As to who is affected by stress, I read one paper where cortisol levels were measured in subjects over a week where they talked and did arithmetic in front of an audience. All had elevated cortisol (stress) the first day. During the week, one third of the subjects maintained high cortisol levels from the exercise, while 2/3's adapted to it with lessened cortisol increases.
So, about a third of people don't get accustomed to stressful situations, and are more at risk for depression, heart disease, and obesity. I don't think many studies on the effect of stress differentiate between subjects who do and don't adapt well to stress and thus get less definitive findings.

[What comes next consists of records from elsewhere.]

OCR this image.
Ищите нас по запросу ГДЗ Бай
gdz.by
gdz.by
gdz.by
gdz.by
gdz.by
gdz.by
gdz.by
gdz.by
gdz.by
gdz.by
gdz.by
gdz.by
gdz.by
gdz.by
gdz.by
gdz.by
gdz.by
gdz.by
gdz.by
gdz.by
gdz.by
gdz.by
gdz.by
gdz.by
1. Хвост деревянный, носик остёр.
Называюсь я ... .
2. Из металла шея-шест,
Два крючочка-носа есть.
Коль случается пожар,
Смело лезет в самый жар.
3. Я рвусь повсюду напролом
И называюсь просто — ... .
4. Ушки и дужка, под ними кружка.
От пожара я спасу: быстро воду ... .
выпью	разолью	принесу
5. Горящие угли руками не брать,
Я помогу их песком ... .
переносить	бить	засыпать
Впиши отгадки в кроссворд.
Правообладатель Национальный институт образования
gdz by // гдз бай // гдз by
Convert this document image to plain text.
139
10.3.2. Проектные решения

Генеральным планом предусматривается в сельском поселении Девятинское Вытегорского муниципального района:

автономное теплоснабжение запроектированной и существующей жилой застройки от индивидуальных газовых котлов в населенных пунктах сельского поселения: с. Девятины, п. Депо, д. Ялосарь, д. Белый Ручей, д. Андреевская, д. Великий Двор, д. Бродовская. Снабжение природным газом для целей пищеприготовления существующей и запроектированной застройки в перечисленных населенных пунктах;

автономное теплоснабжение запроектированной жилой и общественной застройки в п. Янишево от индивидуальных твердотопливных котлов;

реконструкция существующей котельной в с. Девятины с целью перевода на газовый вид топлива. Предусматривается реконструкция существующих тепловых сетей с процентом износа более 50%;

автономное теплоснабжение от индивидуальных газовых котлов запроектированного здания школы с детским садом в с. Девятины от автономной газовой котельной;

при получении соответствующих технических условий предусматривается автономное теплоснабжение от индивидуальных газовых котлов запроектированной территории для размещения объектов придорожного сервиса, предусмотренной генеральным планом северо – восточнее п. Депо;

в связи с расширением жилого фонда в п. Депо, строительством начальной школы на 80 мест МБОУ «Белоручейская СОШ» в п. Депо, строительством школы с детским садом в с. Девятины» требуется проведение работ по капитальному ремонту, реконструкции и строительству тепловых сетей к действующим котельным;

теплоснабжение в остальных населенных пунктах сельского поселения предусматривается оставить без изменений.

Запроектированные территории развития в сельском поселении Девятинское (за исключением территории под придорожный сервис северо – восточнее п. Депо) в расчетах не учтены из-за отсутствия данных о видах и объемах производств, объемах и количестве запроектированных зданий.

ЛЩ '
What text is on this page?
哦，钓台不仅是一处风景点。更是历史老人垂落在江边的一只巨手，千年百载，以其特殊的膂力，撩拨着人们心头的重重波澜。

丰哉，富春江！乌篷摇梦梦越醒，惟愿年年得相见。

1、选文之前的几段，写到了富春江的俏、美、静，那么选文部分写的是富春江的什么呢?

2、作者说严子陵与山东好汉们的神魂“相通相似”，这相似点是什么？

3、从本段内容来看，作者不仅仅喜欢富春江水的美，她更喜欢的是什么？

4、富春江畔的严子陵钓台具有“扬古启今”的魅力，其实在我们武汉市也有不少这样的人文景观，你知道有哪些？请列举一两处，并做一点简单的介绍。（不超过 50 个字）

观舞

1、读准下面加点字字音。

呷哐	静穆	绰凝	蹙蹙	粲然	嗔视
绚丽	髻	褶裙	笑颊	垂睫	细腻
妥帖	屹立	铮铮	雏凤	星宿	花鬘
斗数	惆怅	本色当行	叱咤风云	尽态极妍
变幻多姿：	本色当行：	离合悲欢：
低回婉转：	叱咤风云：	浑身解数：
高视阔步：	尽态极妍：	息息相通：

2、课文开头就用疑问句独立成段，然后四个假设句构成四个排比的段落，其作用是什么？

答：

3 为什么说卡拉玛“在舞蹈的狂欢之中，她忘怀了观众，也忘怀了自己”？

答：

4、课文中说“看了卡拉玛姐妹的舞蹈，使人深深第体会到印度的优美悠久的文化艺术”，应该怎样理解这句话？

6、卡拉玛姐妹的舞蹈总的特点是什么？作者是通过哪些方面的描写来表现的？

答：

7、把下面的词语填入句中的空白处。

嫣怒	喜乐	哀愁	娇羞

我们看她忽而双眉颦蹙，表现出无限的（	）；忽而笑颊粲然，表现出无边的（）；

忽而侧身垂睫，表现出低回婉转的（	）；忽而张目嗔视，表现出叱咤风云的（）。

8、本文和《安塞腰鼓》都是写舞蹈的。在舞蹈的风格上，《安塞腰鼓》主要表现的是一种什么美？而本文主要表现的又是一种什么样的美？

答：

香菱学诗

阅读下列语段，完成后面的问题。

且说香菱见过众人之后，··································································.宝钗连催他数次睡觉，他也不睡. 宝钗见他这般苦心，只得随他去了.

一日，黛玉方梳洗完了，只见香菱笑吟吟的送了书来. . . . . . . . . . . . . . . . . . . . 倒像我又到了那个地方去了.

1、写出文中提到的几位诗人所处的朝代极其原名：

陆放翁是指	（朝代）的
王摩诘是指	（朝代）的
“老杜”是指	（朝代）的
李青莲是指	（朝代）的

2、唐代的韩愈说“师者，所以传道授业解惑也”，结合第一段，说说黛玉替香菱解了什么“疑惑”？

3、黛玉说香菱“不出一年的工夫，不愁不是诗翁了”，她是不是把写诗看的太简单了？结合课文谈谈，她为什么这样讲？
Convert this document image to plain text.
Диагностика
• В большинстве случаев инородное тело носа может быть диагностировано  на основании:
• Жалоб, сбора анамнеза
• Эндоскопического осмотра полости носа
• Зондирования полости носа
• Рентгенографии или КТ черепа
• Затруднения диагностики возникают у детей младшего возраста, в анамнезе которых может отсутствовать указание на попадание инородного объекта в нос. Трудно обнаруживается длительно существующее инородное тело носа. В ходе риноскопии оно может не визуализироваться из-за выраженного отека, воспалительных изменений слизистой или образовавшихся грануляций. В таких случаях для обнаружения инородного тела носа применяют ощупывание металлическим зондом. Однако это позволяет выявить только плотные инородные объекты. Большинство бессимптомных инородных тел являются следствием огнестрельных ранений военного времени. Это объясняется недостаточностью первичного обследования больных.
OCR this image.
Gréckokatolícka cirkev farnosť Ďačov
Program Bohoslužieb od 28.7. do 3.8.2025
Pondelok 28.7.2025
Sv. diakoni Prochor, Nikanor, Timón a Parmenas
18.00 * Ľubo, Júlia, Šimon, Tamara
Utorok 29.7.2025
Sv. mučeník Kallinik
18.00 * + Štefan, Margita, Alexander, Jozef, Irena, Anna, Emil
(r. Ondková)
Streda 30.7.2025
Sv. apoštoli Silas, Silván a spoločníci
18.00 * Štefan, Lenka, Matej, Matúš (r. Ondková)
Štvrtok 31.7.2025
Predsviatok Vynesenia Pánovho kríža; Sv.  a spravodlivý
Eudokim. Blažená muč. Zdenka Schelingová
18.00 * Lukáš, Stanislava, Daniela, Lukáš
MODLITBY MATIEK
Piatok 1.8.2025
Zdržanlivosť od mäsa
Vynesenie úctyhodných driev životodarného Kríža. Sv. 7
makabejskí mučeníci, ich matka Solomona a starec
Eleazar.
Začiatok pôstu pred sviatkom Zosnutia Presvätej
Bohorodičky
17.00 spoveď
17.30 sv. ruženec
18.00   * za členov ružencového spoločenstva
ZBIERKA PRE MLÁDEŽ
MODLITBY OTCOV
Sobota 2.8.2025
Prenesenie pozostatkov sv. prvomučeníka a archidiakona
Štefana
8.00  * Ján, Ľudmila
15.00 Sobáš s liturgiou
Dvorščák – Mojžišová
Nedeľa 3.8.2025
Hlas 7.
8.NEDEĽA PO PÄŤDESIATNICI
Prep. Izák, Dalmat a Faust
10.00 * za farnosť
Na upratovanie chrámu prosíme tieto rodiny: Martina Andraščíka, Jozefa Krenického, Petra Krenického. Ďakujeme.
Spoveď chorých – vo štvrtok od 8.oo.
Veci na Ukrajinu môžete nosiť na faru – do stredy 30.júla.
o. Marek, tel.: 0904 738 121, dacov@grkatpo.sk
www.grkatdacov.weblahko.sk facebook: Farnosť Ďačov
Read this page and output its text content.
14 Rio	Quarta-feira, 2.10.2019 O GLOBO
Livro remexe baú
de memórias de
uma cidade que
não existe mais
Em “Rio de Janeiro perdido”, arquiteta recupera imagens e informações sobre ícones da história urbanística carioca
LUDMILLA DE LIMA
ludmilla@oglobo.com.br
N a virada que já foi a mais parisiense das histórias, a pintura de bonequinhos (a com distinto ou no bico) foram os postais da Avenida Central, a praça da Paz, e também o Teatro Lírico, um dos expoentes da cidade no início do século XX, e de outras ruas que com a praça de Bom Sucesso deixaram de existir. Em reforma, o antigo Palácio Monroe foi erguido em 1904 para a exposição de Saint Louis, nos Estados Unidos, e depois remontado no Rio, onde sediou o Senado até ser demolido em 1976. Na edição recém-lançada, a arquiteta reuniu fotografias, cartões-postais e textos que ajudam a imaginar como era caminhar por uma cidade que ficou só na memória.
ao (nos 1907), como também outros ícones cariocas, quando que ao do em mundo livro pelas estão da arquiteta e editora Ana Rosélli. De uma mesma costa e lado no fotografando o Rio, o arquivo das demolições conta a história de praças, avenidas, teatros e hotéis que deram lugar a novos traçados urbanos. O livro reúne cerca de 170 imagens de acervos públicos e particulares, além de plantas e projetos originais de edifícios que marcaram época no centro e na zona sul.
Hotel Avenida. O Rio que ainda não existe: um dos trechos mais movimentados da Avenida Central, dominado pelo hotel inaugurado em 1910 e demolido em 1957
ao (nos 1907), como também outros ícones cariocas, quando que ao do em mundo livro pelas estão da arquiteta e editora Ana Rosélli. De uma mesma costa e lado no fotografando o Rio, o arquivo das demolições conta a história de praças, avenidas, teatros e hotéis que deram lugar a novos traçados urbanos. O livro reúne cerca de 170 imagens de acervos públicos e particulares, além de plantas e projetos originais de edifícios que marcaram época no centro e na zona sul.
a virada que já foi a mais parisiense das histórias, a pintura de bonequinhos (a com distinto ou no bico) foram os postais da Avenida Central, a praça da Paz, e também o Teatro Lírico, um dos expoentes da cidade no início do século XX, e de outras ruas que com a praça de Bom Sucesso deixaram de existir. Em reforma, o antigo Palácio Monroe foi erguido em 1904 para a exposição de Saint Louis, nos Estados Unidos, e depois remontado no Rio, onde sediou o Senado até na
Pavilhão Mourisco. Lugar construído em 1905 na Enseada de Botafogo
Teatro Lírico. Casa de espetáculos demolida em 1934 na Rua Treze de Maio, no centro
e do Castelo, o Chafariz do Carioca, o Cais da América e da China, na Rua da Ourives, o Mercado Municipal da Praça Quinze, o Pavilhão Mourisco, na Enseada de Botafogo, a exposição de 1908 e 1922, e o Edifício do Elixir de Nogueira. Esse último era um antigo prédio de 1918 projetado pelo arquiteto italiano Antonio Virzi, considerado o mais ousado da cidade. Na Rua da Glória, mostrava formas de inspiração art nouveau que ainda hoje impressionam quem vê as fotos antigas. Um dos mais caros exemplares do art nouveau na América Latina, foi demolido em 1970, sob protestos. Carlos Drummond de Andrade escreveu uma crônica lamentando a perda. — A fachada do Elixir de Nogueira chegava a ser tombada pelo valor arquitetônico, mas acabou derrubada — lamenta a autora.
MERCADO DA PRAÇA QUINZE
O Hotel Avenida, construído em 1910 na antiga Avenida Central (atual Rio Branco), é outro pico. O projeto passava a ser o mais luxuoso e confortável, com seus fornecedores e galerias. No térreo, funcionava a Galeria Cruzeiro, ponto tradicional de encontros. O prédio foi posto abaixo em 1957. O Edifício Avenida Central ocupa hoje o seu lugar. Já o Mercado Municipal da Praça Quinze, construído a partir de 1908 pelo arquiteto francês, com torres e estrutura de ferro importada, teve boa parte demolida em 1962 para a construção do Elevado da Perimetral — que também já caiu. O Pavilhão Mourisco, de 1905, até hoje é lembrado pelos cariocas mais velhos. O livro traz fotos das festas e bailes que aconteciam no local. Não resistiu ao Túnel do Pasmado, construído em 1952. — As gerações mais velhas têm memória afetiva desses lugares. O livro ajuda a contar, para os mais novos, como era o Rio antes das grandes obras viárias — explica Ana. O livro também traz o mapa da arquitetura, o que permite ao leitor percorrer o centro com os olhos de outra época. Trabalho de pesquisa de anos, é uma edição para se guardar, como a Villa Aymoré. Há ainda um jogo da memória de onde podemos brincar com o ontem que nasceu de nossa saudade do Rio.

> I believe stress can and does cause depression, even a little bit of stress, I think people percieve and deal with stress differently and so some are more sensitive to stress than others. I dont think serotonin levels are the key to being happy, I think SSRIs are overprescribed. It would be nice if there were drugs that relieved stress without makeing you into a zombie, because I think stress can be a major problem, maybe even the only problem causeing depression, and its often not realized how much stress is affecting a person. Depression, anxiety, stress, I think they are all connected, rather than being completely different things.